Last news update we left off at the point where we had lost a fairly critical piece of equipment - tent poles - somewhere in the 20 km south of Shubarkol.  It was about 10 pm and already dark when we'd actually given up for the night and were about to try set up our tent using the quike and some walking poles, rope and some sticks to prop up the tent.  But then when Roger popped around the corner to relieve himself he came across a small green satchel hidden in the grass, just 100 m from our campsite.  Hoorah!!  We had a tent again!!

 

After a good night's sleep (and still feeling high from the elation of finding our tent poles) we set off.....this time with a tail wind, something which had not had for a month now!
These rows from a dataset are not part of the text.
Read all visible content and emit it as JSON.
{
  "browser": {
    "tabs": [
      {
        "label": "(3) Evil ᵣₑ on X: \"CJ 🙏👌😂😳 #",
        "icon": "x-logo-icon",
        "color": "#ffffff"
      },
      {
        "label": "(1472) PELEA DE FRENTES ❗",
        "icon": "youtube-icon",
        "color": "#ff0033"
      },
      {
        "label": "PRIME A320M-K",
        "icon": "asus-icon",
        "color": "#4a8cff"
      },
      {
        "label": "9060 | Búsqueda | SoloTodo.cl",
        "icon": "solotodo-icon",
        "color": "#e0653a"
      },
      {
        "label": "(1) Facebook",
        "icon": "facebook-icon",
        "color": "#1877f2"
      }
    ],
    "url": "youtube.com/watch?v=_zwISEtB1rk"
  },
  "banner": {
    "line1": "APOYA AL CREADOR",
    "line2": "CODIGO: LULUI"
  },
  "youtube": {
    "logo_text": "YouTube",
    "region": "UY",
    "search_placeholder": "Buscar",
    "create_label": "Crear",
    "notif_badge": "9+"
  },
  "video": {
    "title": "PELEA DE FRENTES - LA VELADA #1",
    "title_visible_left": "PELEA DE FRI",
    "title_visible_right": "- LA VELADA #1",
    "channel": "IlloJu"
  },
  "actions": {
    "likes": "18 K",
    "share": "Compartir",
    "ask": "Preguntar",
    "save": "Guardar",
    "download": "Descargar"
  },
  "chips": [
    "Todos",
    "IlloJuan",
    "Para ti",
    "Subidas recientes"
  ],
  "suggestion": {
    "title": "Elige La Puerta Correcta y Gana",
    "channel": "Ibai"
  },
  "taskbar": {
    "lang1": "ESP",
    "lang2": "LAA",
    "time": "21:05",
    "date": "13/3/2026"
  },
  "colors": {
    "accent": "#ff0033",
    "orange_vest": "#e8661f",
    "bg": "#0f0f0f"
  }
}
This meant that on the flat, we managed to make about 17 km/h, a speed which we normally struggled to reach when going downhill!  Thus we were hoping to make some good distance that day, unless otherwise waylaid.  Along the way, as per usual, we had many people pulling over, (including one shephard who road out of the steppe to see us on his horse)  to talk to us and take photos, and many of them told us about a house at the 42 km mark from Shubarkol where we could drop in for chai and a meal.  So all morning, and into the afternoon, we kept pushing on, hoping to reach this house for some lunch.  But by about 3 pm, and after passing the 42 km, 52 km and 62 km marks we gave up out to starvation, and so had to settle for a roadside lunch of bread, oil, salt and lollies.  Yum.

 

Then, just a few km's down the road at the 68 km mark (which was 42 km from Kyzyl-Zhar, NOT Shubarkol!) we found a big train and mine worker's dorm with a man outside awaiting our arrival. He promptly ushered our quike into the ready-cleared garage, and then filled us up with a big chai and khleb.  Then, a few of the men fired up the banya for us to wash ourselves and our clothes, and as soon as we were finished there he took us back into the kitchen and served us up a big sorpa for dinner.  Over dinner, when the other workers came back from the mine, we gathered a few phone numbers of friends and police officers in Zhezkazgan who could help us when we arrived there.  Then it was off to sleep to get ready for an early start in the morning, where we again caught the tailwind and made swift progress along the 40 km to the turnoff to Zhez.

 

Upon reaching the turnoff for the road to Zhez, we passed a small farm, with a sign offering Kumus (which we had now grown to like), and thought we may as well pop in for a drink.  The lady of the house met us outside and when we asked about the price she told us to not worry about it, as we were travellers.  Then, we went inside and made ourselves very comfortable in the lounge, and she proceeded to feed us with not only Kumus, but also Baursacs, calbasa, smetana, chai, hleb, and salat until we were rather full.  And then, in return, in place of money we filmed her milking the horses for the next day's kumus batch, and we got some very nice footage to show back in Australia.  This made her and her family very happy.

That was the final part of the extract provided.